# Random forest selection -- Boston

1. Main idea
Random forest has the advantages of high accuracy, good robustness and easy to use, making it one of the most popular machine learning algorithms at present. Random forest provides two methods of feature selection: mean decrease impurity and mean decrease accuracy.

2. Mean decrease in impurity

Principle introduction
- The random forest is composed of multiple CART decision trees, in which each node is a condition about a certain feature, in order to divide the dataset into two parts according to different response variables.
- CART uses impurity to determine nodes (optimal conditions). Gini impurity is usually used for classification problems, and variance or least square fitting is usually used for regression problems.
- When training the decision tree, you can calculate how much each feature reduces the purity of the tree. For a decision tree forest, it is possible to calculate how much impurity each feature reduces on average, and use the average reduction of impurity as the criterion for feature selection.
- The ranking result of random forest based on impurity is very bright, and the score of the features after the features with the highest score drops sharply.

In [2]:
from sklearn.datasets import load_boston
from sklearn.ensemble import RandomForestRegressor
import numpy as np

#Load boston housing dataset as an example
boston = load_boston()
X = boston["data"]
Y = boston["target"]
names = boston["feature_names"]
rf = RandomForestRegressor()
# 训练随机森林模型，并通过feature_importances_属性获取每个特征的重要性分数。rf = RandomForestRegressor()
rf.fit(X, Y)
print("Features sorted by their score:")
print(sorted(zip(map(lambda x: round(x, 4), rf.feature_importances_), names),
             reverse=True))


    The Boston housing prices dataset has an ethical problem. You can refer to
    the documentation of this function for further details.

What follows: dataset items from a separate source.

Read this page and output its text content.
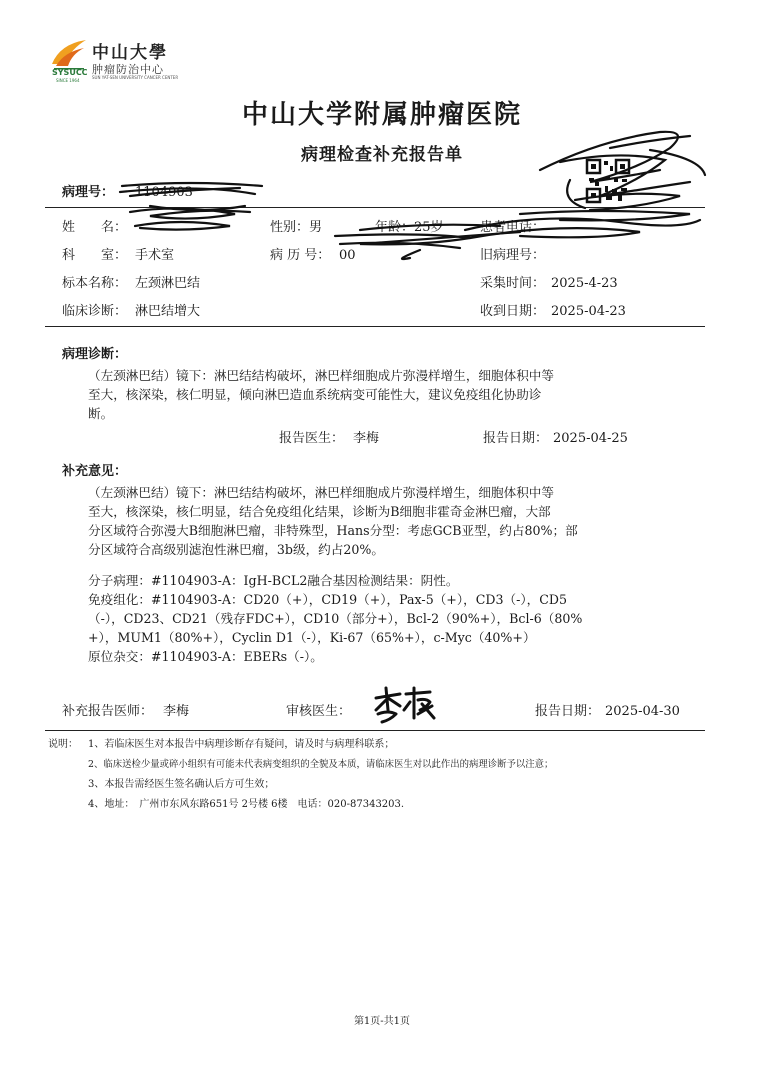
中山大學
肿瘤防治中心
SUN YAT-SEN UNIVERSITY CANCER CENTER
SYSUCC
SINCE 1964
中山大学附属肿瘤医院
病理检查补充报告单
病理号： 1104903
姓　　名：	性别： 男	年龄： 25岁	患者电话：
科　　室： 手术室	病 历 号： 00	旧病理号：
标本名称： 左颈淋巴结	采集时间： 2025-4-23
临床诊断： 淋巴结增大	收到日期： 2025-04-23
病理诊断：
（左颈淋巴结）镜下：淋巴结结构破坏，淋巴样细胞成片弥漫样增生，细胞体积中等
至大，核深染，核仁明显，倾向淋巴造血系统病变可能性大，建议免疫组化协助诊
断。
报告医生： 李梅	报告日期： 2025-04-25
补充意见：
（左颈淋巴结）镜下：淋巴结结构破坏，淋巴样细胞成片弥漫样增生，细胞体积中等
至大，核深染，核仁明显，结合免疫组化结果，诊断为B细胞非霍奇金淋巴瘤，大部
分区域符合弥漫大B细胞淋巴瘤，非特殊型，Hans分型：考虑GCB亚型，约占80%；部
分区域符合高级别滤泡性淋巴瘤，3b级，约占20%。
分子病理：#1104903-A：IgH-BCL2融合基因检测结果：阴性。
免疫组化：#1104903-A：CD20（+），CD19（+），Pax-5（+），CD3（-），CD5
（-），CD23、CD21（残存FDC+），CD10（部分+），Bcl-2（90%+），Bcl-6（80%
+），MUM1（80%+），Cyclin D1（-），Ki-67（65%+），c-Myc（40%+）
原位杂交：#1104903-A：EBERs（-）。
补充报告医师： 李梅	审核医生：	报告日期： 2025-04-30
说明： 1、若临床医生对本报告中病理诊断存有疑问，请及时与病理科联系；
2、临床送检少量或碎小组织有可能未代表病变组织的全貌及本质，请临床医生对以此作出的病理诊断予以注意；
3、本报告需经医生签名确认后方可生效；
4、地址：　广州市东风东路651号 2号楼 6楼　电话：020-87343203.
第1页-共1页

    The scikit-learn maintainers therefore strongly discourage the use of this
    dataset unless the purpose of the code is to study and educate about
    ethical issues in data science and machine learning.

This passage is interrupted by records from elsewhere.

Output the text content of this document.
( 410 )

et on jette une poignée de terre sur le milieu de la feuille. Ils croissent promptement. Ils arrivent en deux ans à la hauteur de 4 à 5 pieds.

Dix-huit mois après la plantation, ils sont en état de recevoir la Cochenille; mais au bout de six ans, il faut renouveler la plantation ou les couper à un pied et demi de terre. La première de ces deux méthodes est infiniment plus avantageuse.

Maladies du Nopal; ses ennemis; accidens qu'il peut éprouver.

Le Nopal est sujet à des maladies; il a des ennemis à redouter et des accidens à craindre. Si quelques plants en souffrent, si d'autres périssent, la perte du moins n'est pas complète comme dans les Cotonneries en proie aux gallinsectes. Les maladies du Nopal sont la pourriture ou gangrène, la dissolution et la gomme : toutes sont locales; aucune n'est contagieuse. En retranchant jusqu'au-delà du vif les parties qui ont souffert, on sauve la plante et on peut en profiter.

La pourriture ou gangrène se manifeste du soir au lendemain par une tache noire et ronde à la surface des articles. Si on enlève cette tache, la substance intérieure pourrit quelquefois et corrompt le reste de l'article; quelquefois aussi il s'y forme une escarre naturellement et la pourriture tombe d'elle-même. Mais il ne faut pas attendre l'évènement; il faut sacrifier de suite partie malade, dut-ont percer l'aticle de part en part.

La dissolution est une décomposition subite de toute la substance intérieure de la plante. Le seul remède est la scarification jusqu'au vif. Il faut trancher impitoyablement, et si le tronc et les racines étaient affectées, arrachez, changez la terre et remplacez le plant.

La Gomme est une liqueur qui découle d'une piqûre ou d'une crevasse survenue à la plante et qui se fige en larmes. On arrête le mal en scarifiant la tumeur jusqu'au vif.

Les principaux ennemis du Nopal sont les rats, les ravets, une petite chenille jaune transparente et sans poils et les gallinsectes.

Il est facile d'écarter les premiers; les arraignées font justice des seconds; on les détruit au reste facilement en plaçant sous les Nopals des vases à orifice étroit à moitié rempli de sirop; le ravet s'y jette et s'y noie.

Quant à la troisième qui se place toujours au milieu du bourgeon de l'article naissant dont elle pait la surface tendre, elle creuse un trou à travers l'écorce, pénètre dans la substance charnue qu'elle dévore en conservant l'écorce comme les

    In this special case, you can fetch the dataset from the original
    source::

        import pandas as pd
        import numpy as np


        data_url = "http://lib.stat.cmu.edu/datasets/boston"
        raw_df = pd.read_csv(data_url, sep="\s+", skiprows=22, header=None)
        data = np.hstack([raw_df.values[::2, :], raw_df.values[1::2, :2]])
        target = raw_df.values[1::2, 2]

    Alternative datasets include the California housing dataset (i.e.
    :func:`~sklearn.datasets.fetch_california_housing`) and the Ames housing
    dataset. You can load the datasets as follows::

        from sklearn.datasets import fetch_california_h

Features sorted by their score:
[(0.432, 'RM'), (0.3777, 'LSTAT'), (0.0599, 'DIS'), (0.0345, 'CRIM'), (0.0273, 'NOX'), (0.0162, 'PTRATIO'), (0.0153, 'TAX'), (0.0127, 'AGE'), (0.0114, 'B'), (0.0071, 'INDUS'), (0.0038, 'RAD'), (0.0011, 'ZN'), (0.0009, 'CHAS')]

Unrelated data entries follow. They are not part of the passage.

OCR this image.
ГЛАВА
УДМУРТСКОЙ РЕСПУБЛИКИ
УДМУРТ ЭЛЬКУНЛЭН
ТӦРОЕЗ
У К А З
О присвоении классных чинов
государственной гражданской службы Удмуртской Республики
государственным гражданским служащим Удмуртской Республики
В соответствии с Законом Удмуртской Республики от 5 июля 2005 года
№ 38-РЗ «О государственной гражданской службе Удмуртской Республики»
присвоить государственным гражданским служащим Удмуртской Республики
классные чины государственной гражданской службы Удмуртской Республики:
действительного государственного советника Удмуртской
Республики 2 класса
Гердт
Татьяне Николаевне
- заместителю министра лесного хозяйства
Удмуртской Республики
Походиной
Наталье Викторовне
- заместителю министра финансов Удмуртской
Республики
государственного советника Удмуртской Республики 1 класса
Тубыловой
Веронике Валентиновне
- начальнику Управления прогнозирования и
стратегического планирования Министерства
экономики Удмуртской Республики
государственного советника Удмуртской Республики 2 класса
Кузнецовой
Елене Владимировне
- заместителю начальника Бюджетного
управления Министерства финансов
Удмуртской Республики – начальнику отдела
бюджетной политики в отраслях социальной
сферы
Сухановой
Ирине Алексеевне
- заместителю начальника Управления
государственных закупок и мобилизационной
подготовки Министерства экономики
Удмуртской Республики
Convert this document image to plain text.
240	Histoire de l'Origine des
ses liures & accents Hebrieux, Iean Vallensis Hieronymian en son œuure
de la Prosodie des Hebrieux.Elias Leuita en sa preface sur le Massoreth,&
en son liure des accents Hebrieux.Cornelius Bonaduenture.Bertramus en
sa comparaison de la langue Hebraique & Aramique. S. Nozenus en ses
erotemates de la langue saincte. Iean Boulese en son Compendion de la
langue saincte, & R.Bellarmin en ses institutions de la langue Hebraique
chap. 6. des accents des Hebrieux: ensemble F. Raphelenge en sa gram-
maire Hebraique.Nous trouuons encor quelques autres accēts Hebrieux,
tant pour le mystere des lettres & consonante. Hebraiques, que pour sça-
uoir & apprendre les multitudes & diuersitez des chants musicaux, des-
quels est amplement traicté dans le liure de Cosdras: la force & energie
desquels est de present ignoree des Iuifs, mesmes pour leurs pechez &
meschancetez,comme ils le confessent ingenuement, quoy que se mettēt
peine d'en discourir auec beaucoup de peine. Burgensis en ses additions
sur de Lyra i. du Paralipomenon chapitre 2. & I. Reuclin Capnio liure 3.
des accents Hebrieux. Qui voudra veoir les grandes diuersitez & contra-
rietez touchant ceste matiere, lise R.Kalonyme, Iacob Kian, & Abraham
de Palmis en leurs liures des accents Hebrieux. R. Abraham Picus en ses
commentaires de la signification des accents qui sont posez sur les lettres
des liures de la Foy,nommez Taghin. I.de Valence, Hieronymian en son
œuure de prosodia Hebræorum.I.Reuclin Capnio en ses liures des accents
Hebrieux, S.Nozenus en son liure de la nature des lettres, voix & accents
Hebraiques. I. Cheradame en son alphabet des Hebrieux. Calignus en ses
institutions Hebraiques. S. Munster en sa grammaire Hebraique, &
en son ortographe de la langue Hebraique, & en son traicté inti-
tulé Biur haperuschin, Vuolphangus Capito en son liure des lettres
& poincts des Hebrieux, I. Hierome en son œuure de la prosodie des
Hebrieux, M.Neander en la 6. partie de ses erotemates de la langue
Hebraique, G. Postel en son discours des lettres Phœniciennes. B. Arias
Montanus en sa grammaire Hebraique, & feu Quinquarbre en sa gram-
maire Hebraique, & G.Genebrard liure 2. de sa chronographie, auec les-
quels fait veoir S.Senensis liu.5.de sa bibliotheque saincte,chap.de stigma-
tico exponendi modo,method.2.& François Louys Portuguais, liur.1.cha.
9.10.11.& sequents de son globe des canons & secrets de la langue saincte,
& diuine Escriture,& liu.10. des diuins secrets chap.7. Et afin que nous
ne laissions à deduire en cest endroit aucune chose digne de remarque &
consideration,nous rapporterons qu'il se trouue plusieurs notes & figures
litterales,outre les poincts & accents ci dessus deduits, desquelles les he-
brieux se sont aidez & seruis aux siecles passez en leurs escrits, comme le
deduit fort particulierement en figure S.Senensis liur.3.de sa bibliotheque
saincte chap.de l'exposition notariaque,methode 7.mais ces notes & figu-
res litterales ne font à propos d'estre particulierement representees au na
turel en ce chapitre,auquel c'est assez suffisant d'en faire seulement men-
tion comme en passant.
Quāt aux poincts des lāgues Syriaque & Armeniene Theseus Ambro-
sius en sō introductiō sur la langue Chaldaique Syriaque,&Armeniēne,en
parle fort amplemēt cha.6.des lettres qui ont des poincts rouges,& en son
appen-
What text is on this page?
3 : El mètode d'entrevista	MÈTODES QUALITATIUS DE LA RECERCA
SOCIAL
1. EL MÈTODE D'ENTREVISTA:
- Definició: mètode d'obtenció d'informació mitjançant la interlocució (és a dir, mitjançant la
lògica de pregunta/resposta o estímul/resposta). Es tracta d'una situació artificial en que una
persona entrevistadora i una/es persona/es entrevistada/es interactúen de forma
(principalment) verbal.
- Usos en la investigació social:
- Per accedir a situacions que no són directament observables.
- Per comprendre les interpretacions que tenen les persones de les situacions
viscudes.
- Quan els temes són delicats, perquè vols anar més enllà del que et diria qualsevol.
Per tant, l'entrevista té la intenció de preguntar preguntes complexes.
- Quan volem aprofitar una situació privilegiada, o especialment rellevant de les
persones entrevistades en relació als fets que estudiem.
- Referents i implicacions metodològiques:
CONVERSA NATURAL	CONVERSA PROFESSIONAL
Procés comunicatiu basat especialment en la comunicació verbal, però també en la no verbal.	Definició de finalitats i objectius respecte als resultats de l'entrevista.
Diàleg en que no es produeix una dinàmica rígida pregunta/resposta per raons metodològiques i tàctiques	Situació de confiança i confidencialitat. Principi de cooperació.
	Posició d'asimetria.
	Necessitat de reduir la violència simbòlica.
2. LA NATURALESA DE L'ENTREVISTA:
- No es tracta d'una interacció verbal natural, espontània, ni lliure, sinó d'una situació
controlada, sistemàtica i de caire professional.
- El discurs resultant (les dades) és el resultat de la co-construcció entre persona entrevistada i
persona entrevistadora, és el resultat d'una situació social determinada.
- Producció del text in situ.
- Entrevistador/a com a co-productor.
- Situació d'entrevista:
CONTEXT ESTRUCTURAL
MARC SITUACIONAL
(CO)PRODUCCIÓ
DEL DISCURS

2. Mean decrease in accuracy

Principle introduction
- Feature selection is carried out by directly measuring the effect of each feature on model accuracy.
- The main idea is to disrupt the order of the eigenvalues of each feature and measure the effect of the order change on the accuracy of the model.
- For unimportant variables, shuffling order does not have much effect on the accuracy of the model.
- For important variables, disordering reduces the accuracy of the model

Random forest is a very popular feature selection method and it is easy to use. But it has two main problems:
- Important features may score low (correlation feature questions)
- This method is more favorable for features with more categories of feature variables (bias problem)

Finally, feature screening is to understand the data or better train the model, we should choose suitable methods according to our own goals. Feature filtering for better/easier training of models should be avoided if computational resources are sufficient, as feature filtering can easily lose useful information. In order to reduce the influence of invalid features and avoid over-fitting, random forest and XGBoost integration models can be selected to avoid over-fitting features.